Алтарь — на кухне. Он помещается в буфете, где вместо дверцы — резная арка. За дверцей — желтая лампочка, чтобы по вечерам алтарь подсвечивался изнутри. За маленьким алтарем — две картинки: сбоку — все тот же Ганеша, а посередине, в широкой рамке, — улыбающийся синий Кришна играет на флейте. У обоих на лбу, поверх стекла, — точки из красно-желтого порошка. На медном блюде, на алтаре, — три серебряные статуэтки-мурти. Он называет их по именам: Лакшми, Шакти, богиня-мать, в обличье Парвати, и Кришна, на сей раз в образе игривого младенца на четвереньках. Между богинями — каменный лингам Шивы в йони, похожий на половинку авокадо с торчащим изнутри обрубком фаллоса, — индуистский символ мужского и женского космических начал. По одну сторону блюда — маленькая раковина на подставке, по другую — серебряный колокольчик. Рассыпанные рисовые зерна и полуувядший цветок. Многие вещицы помечены теми же желто-красными точками.

На нижней полке — разные культовые предметы: кувшин с водой; медная ложка; лампадка с фитильком, свернутым колечком в масле; курительные палочки и блюдца с красно-желтым порошком, рисовыми зернами и кусками сахара.

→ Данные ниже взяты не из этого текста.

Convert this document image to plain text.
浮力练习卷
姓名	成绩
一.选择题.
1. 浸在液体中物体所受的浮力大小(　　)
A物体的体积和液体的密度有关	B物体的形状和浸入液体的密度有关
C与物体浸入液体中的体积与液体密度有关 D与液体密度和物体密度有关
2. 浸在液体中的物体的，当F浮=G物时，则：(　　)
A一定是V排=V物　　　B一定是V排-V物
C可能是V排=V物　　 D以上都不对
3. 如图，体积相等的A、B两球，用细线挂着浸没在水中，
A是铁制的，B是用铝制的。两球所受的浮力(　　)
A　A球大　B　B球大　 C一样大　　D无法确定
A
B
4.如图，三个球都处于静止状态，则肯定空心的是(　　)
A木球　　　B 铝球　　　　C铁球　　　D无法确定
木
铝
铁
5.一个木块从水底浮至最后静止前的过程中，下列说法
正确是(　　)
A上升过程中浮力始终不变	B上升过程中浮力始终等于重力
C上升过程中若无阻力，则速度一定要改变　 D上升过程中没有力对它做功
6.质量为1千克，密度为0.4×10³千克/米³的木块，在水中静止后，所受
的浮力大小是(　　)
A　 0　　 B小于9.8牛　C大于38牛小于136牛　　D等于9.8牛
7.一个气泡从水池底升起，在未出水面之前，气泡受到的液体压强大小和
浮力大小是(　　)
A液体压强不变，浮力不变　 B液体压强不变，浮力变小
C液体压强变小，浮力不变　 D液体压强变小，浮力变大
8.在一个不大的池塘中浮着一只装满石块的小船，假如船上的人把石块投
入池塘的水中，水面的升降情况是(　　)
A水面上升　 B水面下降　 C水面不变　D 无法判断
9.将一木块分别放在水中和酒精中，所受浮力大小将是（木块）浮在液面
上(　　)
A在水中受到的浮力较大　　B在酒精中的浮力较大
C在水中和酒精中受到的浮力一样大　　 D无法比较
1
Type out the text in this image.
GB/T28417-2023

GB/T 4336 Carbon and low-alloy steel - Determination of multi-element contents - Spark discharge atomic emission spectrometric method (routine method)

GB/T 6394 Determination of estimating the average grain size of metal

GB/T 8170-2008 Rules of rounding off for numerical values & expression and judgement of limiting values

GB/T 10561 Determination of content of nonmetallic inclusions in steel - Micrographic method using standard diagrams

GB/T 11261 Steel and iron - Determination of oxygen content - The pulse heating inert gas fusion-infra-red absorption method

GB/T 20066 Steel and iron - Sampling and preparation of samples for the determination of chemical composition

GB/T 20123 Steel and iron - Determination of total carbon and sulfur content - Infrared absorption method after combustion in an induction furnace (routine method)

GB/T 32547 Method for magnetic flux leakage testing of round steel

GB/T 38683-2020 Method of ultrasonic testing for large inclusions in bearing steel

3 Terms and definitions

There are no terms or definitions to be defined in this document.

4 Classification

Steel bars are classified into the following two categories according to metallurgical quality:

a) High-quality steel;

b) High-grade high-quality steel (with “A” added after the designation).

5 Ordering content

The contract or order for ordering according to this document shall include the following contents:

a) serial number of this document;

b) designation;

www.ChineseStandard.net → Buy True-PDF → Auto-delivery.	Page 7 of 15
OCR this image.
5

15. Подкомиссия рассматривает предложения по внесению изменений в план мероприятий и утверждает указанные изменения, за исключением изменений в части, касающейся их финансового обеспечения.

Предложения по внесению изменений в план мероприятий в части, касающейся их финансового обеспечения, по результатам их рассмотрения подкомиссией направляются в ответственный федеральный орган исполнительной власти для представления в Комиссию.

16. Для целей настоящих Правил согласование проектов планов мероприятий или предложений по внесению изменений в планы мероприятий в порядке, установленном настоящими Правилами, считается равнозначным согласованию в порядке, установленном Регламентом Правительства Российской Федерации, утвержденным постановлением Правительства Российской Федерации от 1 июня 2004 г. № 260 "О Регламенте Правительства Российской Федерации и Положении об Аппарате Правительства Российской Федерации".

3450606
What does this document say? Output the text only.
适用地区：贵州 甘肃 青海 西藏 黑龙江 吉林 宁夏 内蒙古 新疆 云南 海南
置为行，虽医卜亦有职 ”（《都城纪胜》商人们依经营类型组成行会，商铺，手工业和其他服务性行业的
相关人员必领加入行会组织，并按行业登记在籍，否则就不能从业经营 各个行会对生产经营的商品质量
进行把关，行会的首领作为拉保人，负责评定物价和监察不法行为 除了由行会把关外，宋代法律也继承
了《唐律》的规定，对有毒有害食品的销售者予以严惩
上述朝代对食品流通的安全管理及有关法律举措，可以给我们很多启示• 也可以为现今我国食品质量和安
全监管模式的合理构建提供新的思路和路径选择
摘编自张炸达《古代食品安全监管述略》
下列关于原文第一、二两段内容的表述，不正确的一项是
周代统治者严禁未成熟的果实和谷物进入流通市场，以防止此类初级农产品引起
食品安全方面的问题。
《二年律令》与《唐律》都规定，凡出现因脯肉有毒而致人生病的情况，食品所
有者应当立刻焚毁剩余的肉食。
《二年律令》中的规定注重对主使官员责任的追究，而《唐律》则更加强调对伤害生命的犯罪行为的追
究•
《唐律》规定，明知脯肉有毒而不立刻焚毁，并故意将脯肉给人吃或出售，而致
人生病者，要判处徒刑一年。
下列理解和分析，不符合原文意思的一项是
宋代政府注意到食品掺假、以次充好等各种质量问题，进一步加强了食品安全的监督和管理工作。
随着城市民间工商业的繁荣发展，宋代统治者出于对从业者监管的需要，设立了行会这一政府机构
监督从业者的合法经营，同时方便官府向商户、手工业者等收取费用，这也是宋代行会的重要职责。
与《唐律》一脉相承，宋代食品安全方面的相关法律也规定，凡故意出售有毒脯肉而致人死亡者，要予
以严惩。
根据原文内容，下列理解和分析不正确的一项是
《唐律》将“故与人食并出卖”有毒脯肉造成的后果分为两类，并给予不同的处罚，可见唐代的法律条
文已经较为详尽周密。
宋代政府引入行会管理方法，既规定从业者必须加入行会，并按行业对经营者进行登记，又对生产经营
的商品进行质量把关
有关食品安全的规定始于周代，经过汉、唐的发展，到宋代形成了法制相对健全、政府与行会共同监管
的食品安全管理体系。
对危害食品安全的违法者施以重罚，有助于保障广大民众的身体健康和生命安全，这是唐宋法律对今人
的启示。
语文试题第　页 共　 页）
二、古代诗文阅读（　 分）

В столовой — еще одна Дева Мария.

Наверху, в кабинете, рядом с компьютером, — медный Ганеша, сидящий скрестив ноги; на стене — деревянный Христос на кресте, из Бразилии; а в углу — зеленый молитвенный коврик. Христос поразительный: Он и впрямь страдает. Коврик лежит просто так, вокруг — пусто. Поодаль от него на низкой полке — книга в матерчатом переплете. На обложке — единственное арабское слово из четырех букв: алеф, лям, лям и га. Слово это означает по-арабски «Бог».

16

Все мы рождаемся как будто свободными — разве нет? — от всего и вся, даже от религии, и так и живем, пока какой-нибудь добрый дядя не возьмет нас за руку и не приведет к Богу. Однако для большинства из нас на этом все и заканчивается. А если продолжается, то скорее во вред, чем во благо: со временем многие и впрямь теряют веру в Бога. У меня же — другая история. Вместо упомянутого «доброго дяди» была старшая матушкина сестра, дама далеко не самая современная, — она-то и привела меня в храм, еще совсем младенцем. Тетушка Рохини с восторгом приняла новорожденного племянника и тут же решила поделиться радостью с Богиней-Матерью. «Пусть это будет его первый выход в свет, — сказала она. — Вот и самскара!» Спору нет — символично. Дело было в Мадураи[7] — так и началась моя жизнь бывалого странника, с семичасового путешествия на поезде. Впрочем, не это главное. С поезда мы отправились прямиком к индуистскому святилищу: матушка несла меня на руках, а тетушка то и дело ее подгоняла. Я мало что помню о том первом моем хождении в храм — разве только легкий запах благовоний, смутную игру света и тени, зыбкое пламя светильников, размытые цветные блики, духоту и ощущение тайны, исходившее отовсюду. В душу мне заронили зерно святой веры, размером с горчичное семя, и оставили вызревать. Так оно и прорастает во мне — по сей день.